Suppose also that the the family of random variables ${X(·, θ), θ ∈ Θ}$ is
also regular in the following sense:
- $X$ has a density $p(·; \theta) \in C^1$ for all $\theta \in \Theta$ with support, $supp(X)$, independent of $\theta$.
- $X(\omega, ·) \in C^1$ as a function of $\theta, \forall \omega \in \Omega$. Furthermore, $\partial_{\theta} X_j \in L^2(\Omega)$ and $E(\partial_{\theta} X_j |X = x) \in C^1$ as a function of $x, \forall{\theta} \in \Theta$ and $j = 1, \dots, n$.
Then I find written that
$$ E\left( \sum_{j=1}^n \partial_{x_j} T(X) \partial_{\theta} X_j \right) = \int_{\mathbb{R}^n} \sum_{j=1}^n \partial_{x_j} T(x) E[ \partial_{\theta} X_j | X = x ] p(x; \theta) dx $$
How does one prove this equality?
Also, say that $\partial_{\theta} X_j$ was a function of $X$ would there be anything wrong in writing $ E\left( \sum_{j=1}^n \partial_{x_j} T(X) \partial_{\theta} X_j \right) = \int_{\mathbb{R}^n} \sum_{j=1}^n \partial_{x_j} T(x) \partial_{\theta} x_j(\theta) p(x; \theta) dx $ ?
I am a bit lost on the need for the conditional expectation.
EDIT: An example for $X$ could be $X = (X_1, X_2, \dots, X_n)$ where $X_j = U_j / \theta$ are iid random variables with $U_j \sim \exp(1)$.

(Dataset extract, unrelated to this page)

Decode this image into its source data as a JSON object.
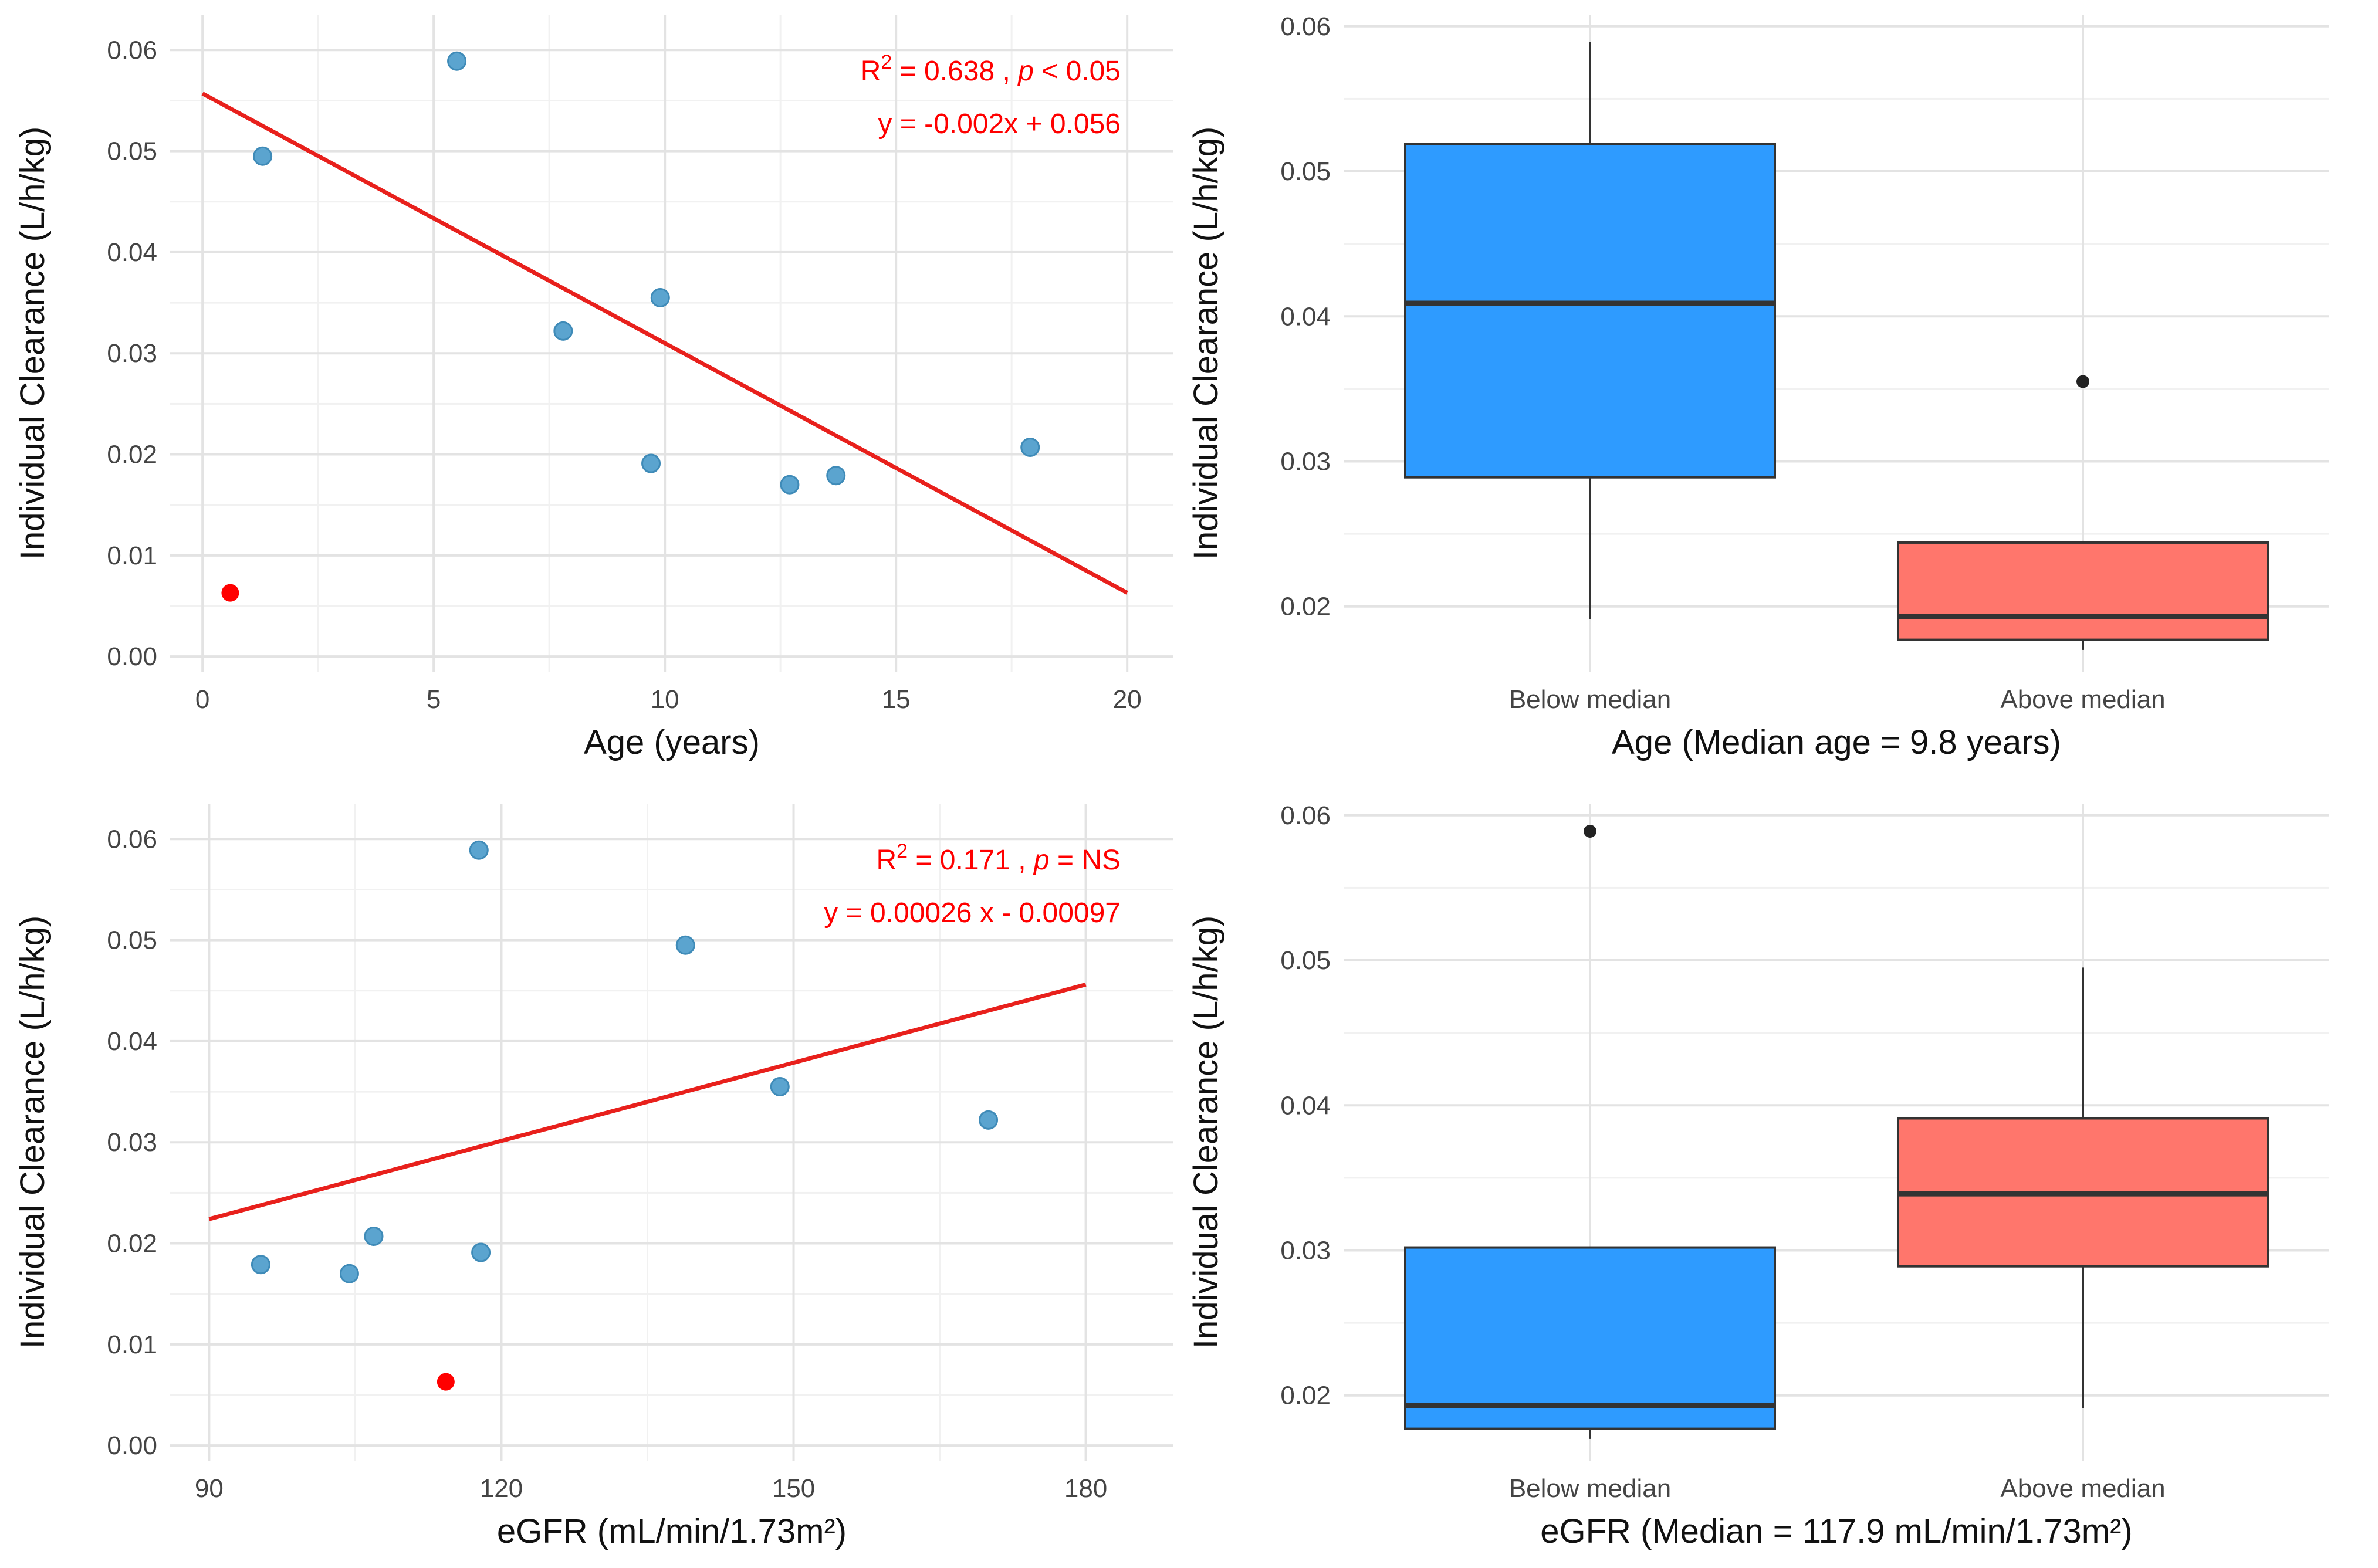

Using the tower law, $$ \begin{align*} E\left( \sum_{j=1}^n \partial_{x_j} T(X) \partial_{\theta} X_j \right) &= E\left( E\left( \sum_{j=1}^n \partial_{x_j} T(X) \partial_{\theta} X_j \mid X \right)\right)\\ &= E\left( \sum_{j=1}^n \partial_{x_j} T(X) E\left( \partial_{\theta} X_j \mid X \right)\right)\\ &=\int_{\mathbb{R}^n} \sum_{j=1}^n \partial_{x_j} T(x) E[ \partial_{\theta} X_j | X = x ] p(x; \theta) dx \end{align*}$$
As you say, if $\partial_\theta X_j$ is a function of $X$ and $\theta$, then the conditional expectation isn't required. I think in normal usage, that would be true, but it isn't actually implied by the assumptions; for example, suppose $\Omega = \mathbb R^{2n}$, and $X_j = \omega_j + \theta \omega_{n+j}$. Then $\partial_\theta X_j = \omega_{n+j}$ is not a function of $X$ and $\theta$.